HURAFEYİ BIRAKIN GERÇEĞE BAKIN

Bu cinayetlerin İslamiyetle bir ilgisinin olmadığını istediği kadar söylesin iri iri adamlar, yetkili etkililer. Buna ne söyleyenler inanıyor ne dinleyenler.
Asıl inandıkları söylediklerinin tam tersi.
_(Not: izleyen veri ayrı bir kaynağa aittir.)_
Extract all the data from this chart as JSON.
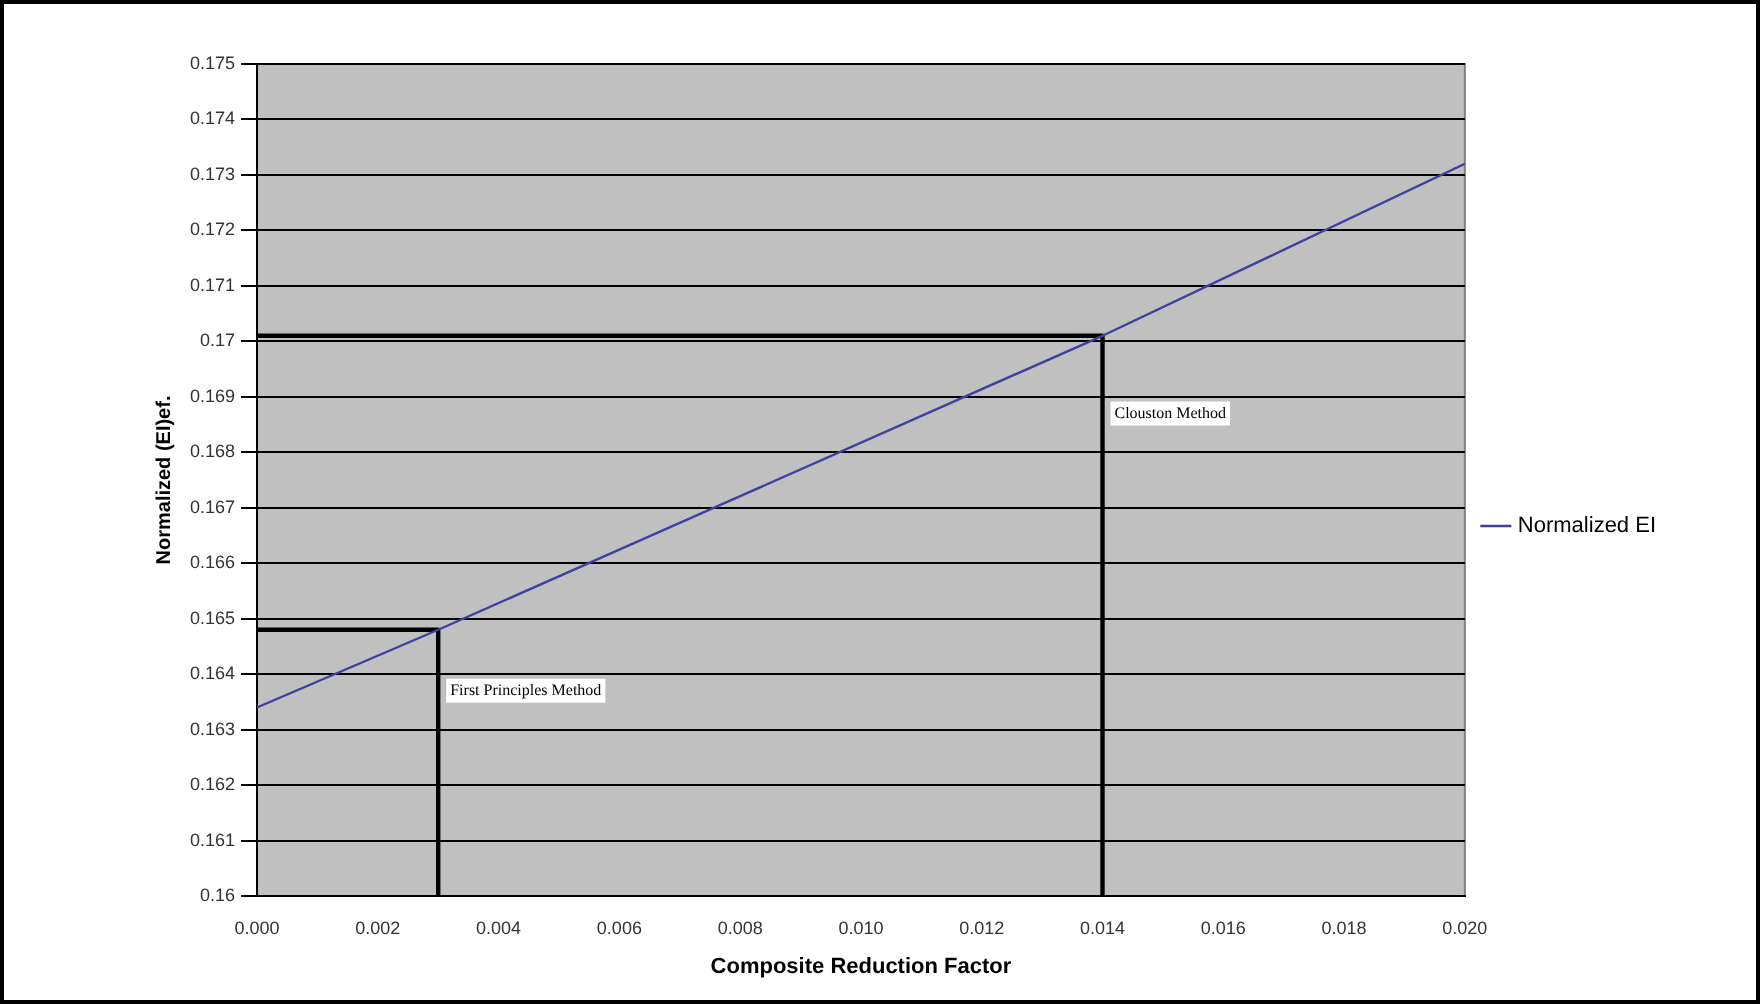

Çünkü çok açık bir örnek duruyor dünyanın gözü önünde:

Laik cumhuriyeti, şeriat emirliğine çevirmeye cehdetmiş bir Müslüman(!), Türkiye gibi önemli bir devletin başında.
Biat etmeyenleri vatan haini ilan eden; ülkenin gençlerini, çocuklarını öldüren sakat bırakan polislerine, destan yazıyor diye methiyeler düzen; 14 yaşındaki çocuğu mezarında bile rahat bırakmayan; her fırsatta kinini kusan; yüreği yaralı anayı on binlerce gözü dönmüş, ruhu çürümüş mahkûkata yuhlatan biri varken İslamiyet’in masumiyetine kimseyi inandıramazsınız.

Hele bu vatandaş, doğruyu söyleyen herkese bu günlerde de Türkiye Barolar Birliği Başkanı’na “sen kimsin” diyebiliyorsa. Sen kimsin, dediğiniz vatandaş, üniversite bitirmiş, hukukçu unvanını almış, on binlerce insanın oylarıyla seçilmiş biri. Türkiye Barolar Birliği Başkanı.

Pekiii, sen kimsin ?..
Seni seçenler kim !..

Adnan Menderes, demişti ki: Odunu aday göstersem, seçilir. Kafa aynı kafa…
Ben de diyorum ki: Odunları seçenler de olsa olsa, çerçöp olur. Aloo !..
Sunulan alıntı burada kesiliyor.